Your Next Artist Email Campaign

by Carolyn Edlund

Email marketing is an effective way to connect with art lovers and potential customers. Here’s how to write emails that build relationships and make sales.


Quilter Carole Lyles Shaw in the studio

Every picture tells a story: Quilter Carole Lyles Shaw in her studio.


Every artist in business knows the importance of a regular marketing practice. The use of email marketing is one of the best ways to stay in touch with your fans. As you build your subscriber list, plan to reach out on an ongoing basis. Monthly email campaigns are recommended to keep your work “top of mind” with your followers. It takes multiple contacts before most sales are made, so you should make a point to follow through with consistent messaging that makes you memorable.

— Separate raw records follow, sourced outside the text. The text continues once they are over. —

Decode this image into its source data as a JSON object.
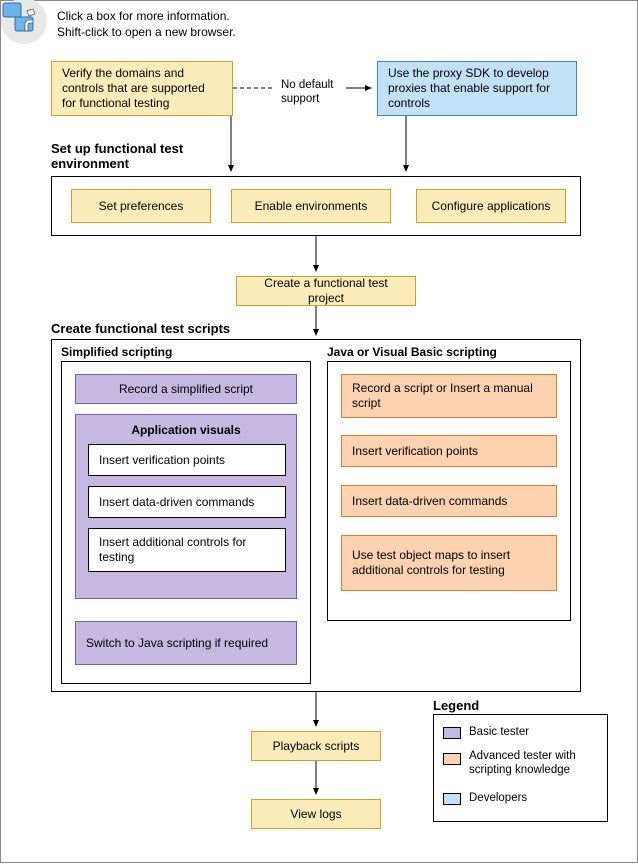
{
  "hint": {
    "line1": "Click a box for more information.",
    "line2": "Shift-click to open a new browser."
  },
  "top": {
    "verify": "Verify the domains and controls that are supported for functional testing",
    "no_default": "No default support",
    "proxy": "Use the proxy SDK to develop proxies that enable support for controls"
  },
  "setup": {
    "title": "Set up functional test environment",
    "pref": "Set preferences",
    "env": "Enable environments",
    "cfg": "Configure applications"
  },
  "create_project": "Create a functional test project",
  "scripts": {
    "title": "Create functional test scripts",
    "simplified": {
      "title": "Simplified scripting",
      "record": "Record a simplified script",
      "appvis_title": "Application visuals",
      "verif": "Insert verification points",
      "dd": "Insert data-driven commands",
      "addl": "Insert additional controls for testing",
      "switch": "Switch to Java scripting if required"
    },
    "java": {
      "title": "Java or Visual Basic scripting",
      "record": "Record a script or Insert a manual script",
      "verif": "Insert verification points",
      "dd": "Insert data-driven commands",
      "maps": "Use test object maps to insert additional controls for testing"
    }
  },
  "playback": "Playback scripts",
  "logs": "View logs",
  "legend": {
    "title": "Legend",
    "basic": "Basic tester",
    "advanced": "Advanced tester with scripting knowledge",
    "dev": "Developers"
  }
}
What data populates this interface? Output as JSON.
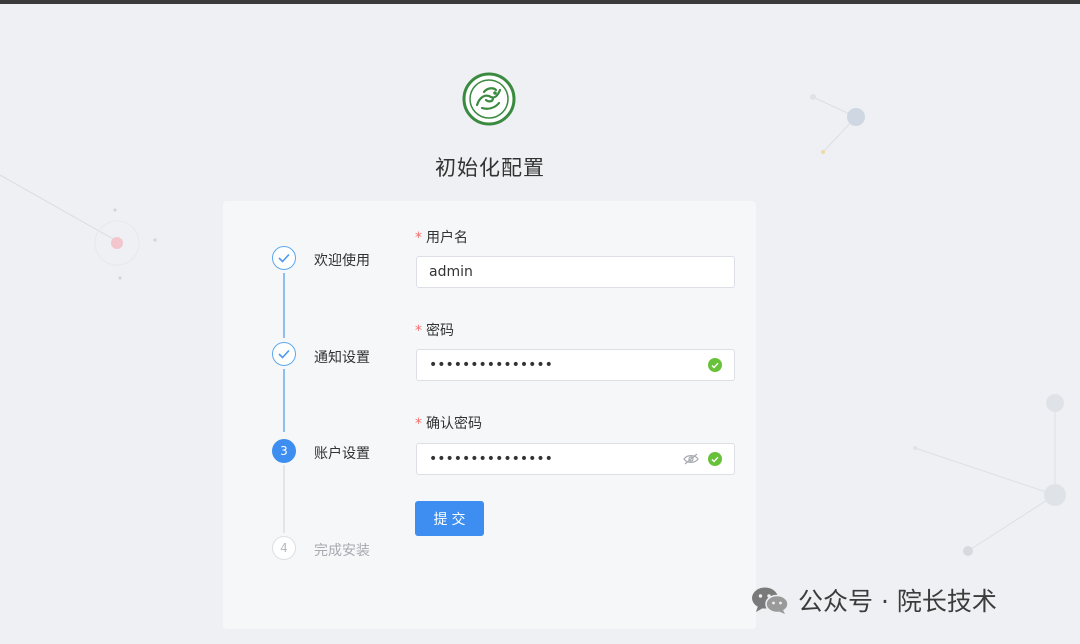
{
  "page": {
    "title": "初始化配置"
  },
  "steps": [
    {
      "label": "欢迎使用",
      "status": "done",
      "marker": "✓"
    },
    {
      "label": "通知设置",
      "status": "done",
      "marker": "✓"
    },
    {
      "label": "账户设置",
      "status": "active",
      "marker": "3"
    },
    {
      "label": "完成安装",
      "status": "pending",
      "marker": "4"
    }
  ],
  "form": {
    "username": {
      "label": "用户名",
      "required_mark": "*",
      "value": "admin"
    },
    "password": {
      "label": "密码",
      "required_mark": "*",
      "value": "•••••••••••••••"
    },
    "confirm_password": {
      "label": "确认密码",
      "required_mark": "*",
      "value": "•••••••••••••••"
    },
    "submit_label": "提交"
  },
  "watermark": {
    "text": "公众号 · 院长技术"
  },
  "colors": {
    "primary": "#3d8ef0",
    "success": "#67c23a",
    "required": "#f56c6c",
    "step_done": "#5da8f0"
  },
  "icons": {
    "logo": "dragon-emblem-icon",
    "done_step": "check-icon",
    "valid": "check-circle-icon",
    "toggle_visibility": "eye-off-icon",
    "watermark": "wechat-icon"
  }
}
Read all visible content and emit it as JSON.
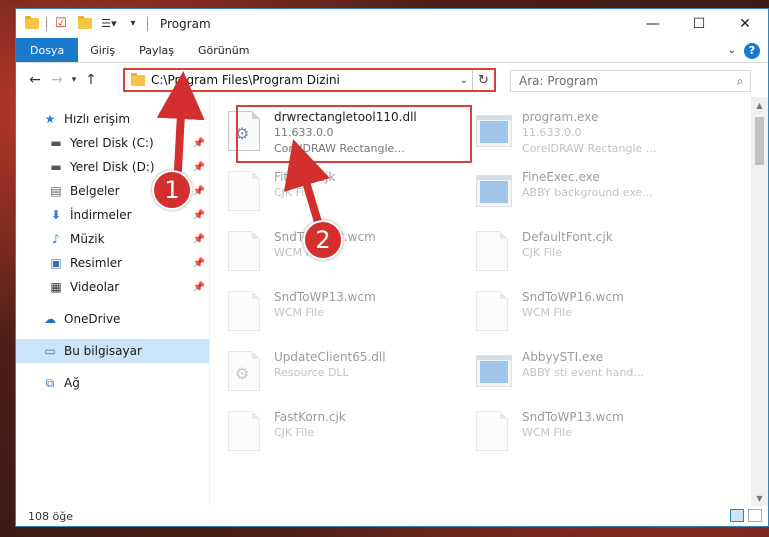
{
  "window": {
    "title": "Program"
  },
  "ribbon": {
    "tabs": [
      "Dosya",
      "Giriş",
      "Paylaş",
      "Görünüm"
    ]
  },
  "address": {
    "path": "C:\\Program Files\\Program Dizini"
  },
  "search": {
    "placeholder": "Ara: Program"
  },
  "nav": {
    "items": [
      {
        "label": "Hızlı erişim",
        "icon": "star-icon"
      },
      {
        "label": "Yerel Disk (C:)",
        "icon": "drive-icon"
      },
      {
        "label": "Yerel Disk (D:)",
        "icon": "drive-icon"
      },
      {
        "label": "Belgeler",
        "icon": "document-icon"
      },
      {
        "label": "İndirmeler",
        "icon": "download-icon"
      },
      {
        "label": "Müzik",
        "icon": "music-icon"
      },
      {
        "label": "Resimler",
        "icon": "pictures-icon"
      },
      {
        "label": "Videolar",
        "icon": "video-icon"
      },
      {
        "label": "OneDrive",
        "icon": "cloud-icon"
      },
      {
        "label": "Bu bilgisayar",
        "icon": "computer-icon"
      },
      {
        "label": "Ağ",
        "icon": "network-icon"
      }
    ]
  },
  "files": [
    {
      "name": "drwrectangletool110.dll",
      "line2": "11.633.0.0",
      "line3": "CorelDRAW Rectangle...",
      "icon": "dll-icon"
    },
    {
      "name": "program.exe",
      "line2": "11.633.0.0",
      "line3": "CorelDRAW Rectangle ...",
      "icon": "exe-icon"
    },
    {
      "name": "Fitman.cjk",
      "line2": "CJK File",
      "line3": "",
      "icon": "file-icon"
    },
    {
      "name": "FineExec.exe",
      "line2": "ABBY background exe...",
      "line3": "",
      "icon": "exe-icon"
    },
    {
      "name": "SndToWP13.wcm",
      "line2": "WCM File",
      "line3": "",
      "icon": "file-icon"
    },
    {
      "name": "DefaultFont.cjk",
      "line2": "CJK File",
      "line3": "",
      "icon": "file-icon"
    },
    {
      "name": "SndToWP13.wcm",
      "line2": "WCM File",
      "line3": "",
      "icon": "file-icon"
    },
    {
      "name": "SndToWP16.wcm",
      "line2": "WCM File",
      "line3": "",
      "icon": "file-icon"
    },
    {
      "name": "UpdateClient65.dll",
      "line2": "Resource DLL",
      "line3": "",
      "icon": "dll-icon"
    },
    {
      "name": "AbbyySTI.exe",
      "line2": "ABBY sti event hand...",
      "line3": "",
      "icon": "exe-icon"
    },
    {
      "name": "FastKorn.cjk",
      "line2": "CJK File",
      "line3": "",
      "icon": "file-icon"
    },
    {
      "name": "SndToWP13.wcm",
      "line2": "WCM File",
      "line3": "",
      "icon": "file-icon"
    }
  ],
  "status": {
    "count": "108 öğe"
  },
  "annotations": {
    "step1": "1",
    "step2": "2"
  },
  "colors": {
    "accent": "#1979ca",
    "highlight": "#d9403a",
    "badge": "#d32f2f"
  }
}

That said, you don’t want to be selling in every email. Most of your campaigns should serve to tell your story and share the art that you are creating, without pressure to buy. Send a “sales pitch” email only about every fourth or fifth time you contact your list. You can certainly include a link to your website or online store in all of your emails (perhaps under your signature line) as an easy way for any recipient to view more of your work whenever they like, however.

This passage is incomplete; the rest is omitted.